Imajinasi, itulah yang dipasang seorang penulis fiksi saat melakukan aksinya. Imajinasi ini bermain, menciptakan dunianya sendiri, setignya sendiri, waktunya sendiri, tempatnya sendiri. Dan seseorang, beraksi dengan bebas di dalamnya. Dia buat tokoh-tokoh sekehendaknya, dengan karakter sekehendaknya, untuk berbuat sekehendaknya sesuai keinginan si penulis yang berimajinasi. Merdeka sekali, menyenangkan sekali. Dengan alasan inilah saya ingin berkata: Menulis membuatmu merdeka. Menulis fiksi tentu saja.

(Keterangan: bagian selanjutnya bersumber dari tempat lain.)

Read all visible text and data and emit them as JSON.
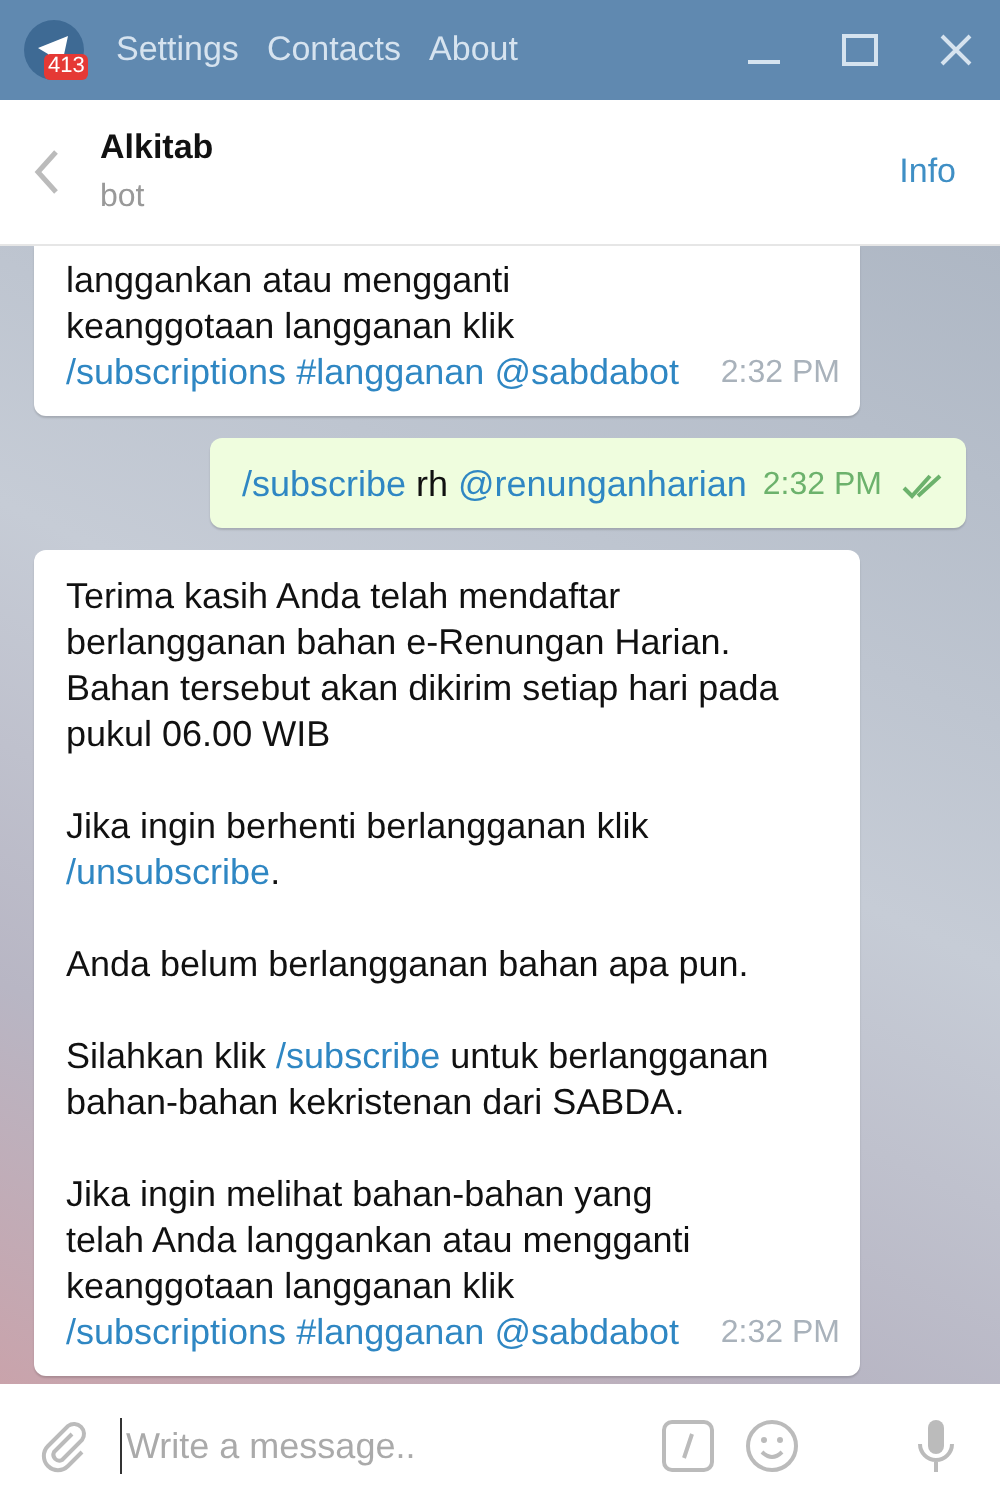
{
  "titlebar": {
    "badge": "413",
    "menu": [
      "Settings",
      "Contacts",
      "About"
    ]
  },
  "chat": {
    "name": "Alkitab",
    "status": "bot",
    "info": "Info"
  },
  "messages": [
    {
      "kind": "incoming",
      "time": "2:32 PM",
      "paragraphs": [
        [
          {
            "kind": "text",
            "text": "langgankan atau mengganti keanggotaan langganan klik "
          },
          {
            "kind": "link",
            "text": "/subscriptions"
          },
          {
            "kind": "link",
            "text": "#langganan"
          },
          {
            "kind": "link",
            "text": "@sabdabot"
          }
        ]
      ]
    },
    {
      "kind": "outgoing",
      "time": "2:32 PM",
      "read": true,
      "paragraphs": [
        [
          {
            "kind": "link",
            "text": "/subscribe"
          },
          {
            "kind": "text",
            "text": " rh "
          },
          {
            "kind": "link",
            "text": "@renunganharian"
          }
        ]
      ]
    },
    {
      "kind": "incoming",
      "time": "2:32 PM",
      "paragraphs": [
        [
          {
            "kind": "text",
            "text": "Terima kasih Anda telah mendaftar berlangganan bahan e-Renungan Harian. Bahan tersebut akan dikirim setiap hari pada pukul 06.00 WIB"
          }
        ],
        [
          {
            "kind": "text",
            "text": "Jika ingin berhenti berlangganan klik "
          },
          {
            "kind": "link",
            "text": "/unsubscribe"
          },
          {
            "kind": "text",
            "text": "."
          }
        ],
        [
          {
            "kind": "text",
            "text": "Anda belum berlangganan bahan apa pun."
          }
        ],
        [
          {
            "kind": "text",
            "text": "Silahkan klik "
          },
          {
            "kind": "link",
            "text": "/subscribe"
          },
          {
            "kind": "text",
            "text": " untuk berlangganan bahan-bahan kekristenan dari SABDA."
          }
        ],
        [
          {
            "kind": "text",
            "text": "Jika ingin melihat bahan-bahan yang telah Anda langgankan atau mengganti keanggotaan langganan klik "
          },
          {
            "kind": "link",
            "text": "/subscriptions"
          },
          {
            "kind": "link",
            "text": "#langganan"
          },
          {
            "kind": "link",
            "text": "@sabdabot"
          }
        ]
      ]
    }
  ],
  "composer": {
    "placeholder": "Write a message.."
  }
}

Dan Bastian Tito, tampaknya sudah sangat ahli dalam melakukan ini. Sejak Wiro Sableng pertamanya, hingga puluhan, hingga ratusan, yang dia mainkan adalah imajinasi. Meski tempat dan beberapa nama kerajaan dia usahakan sesuai dengan fakta geografi dan sejarah, namun jalan cerita dan tokoh yang diciptakannya murni imajinasi dia sendiri. Tokoh-tokoh itu dia hidupkan, dia mainkan, dia tarungkan, dia berikan nasib pada masing masing, layaknya seorang dalang memperlakukan para wayang yang dimainkannya.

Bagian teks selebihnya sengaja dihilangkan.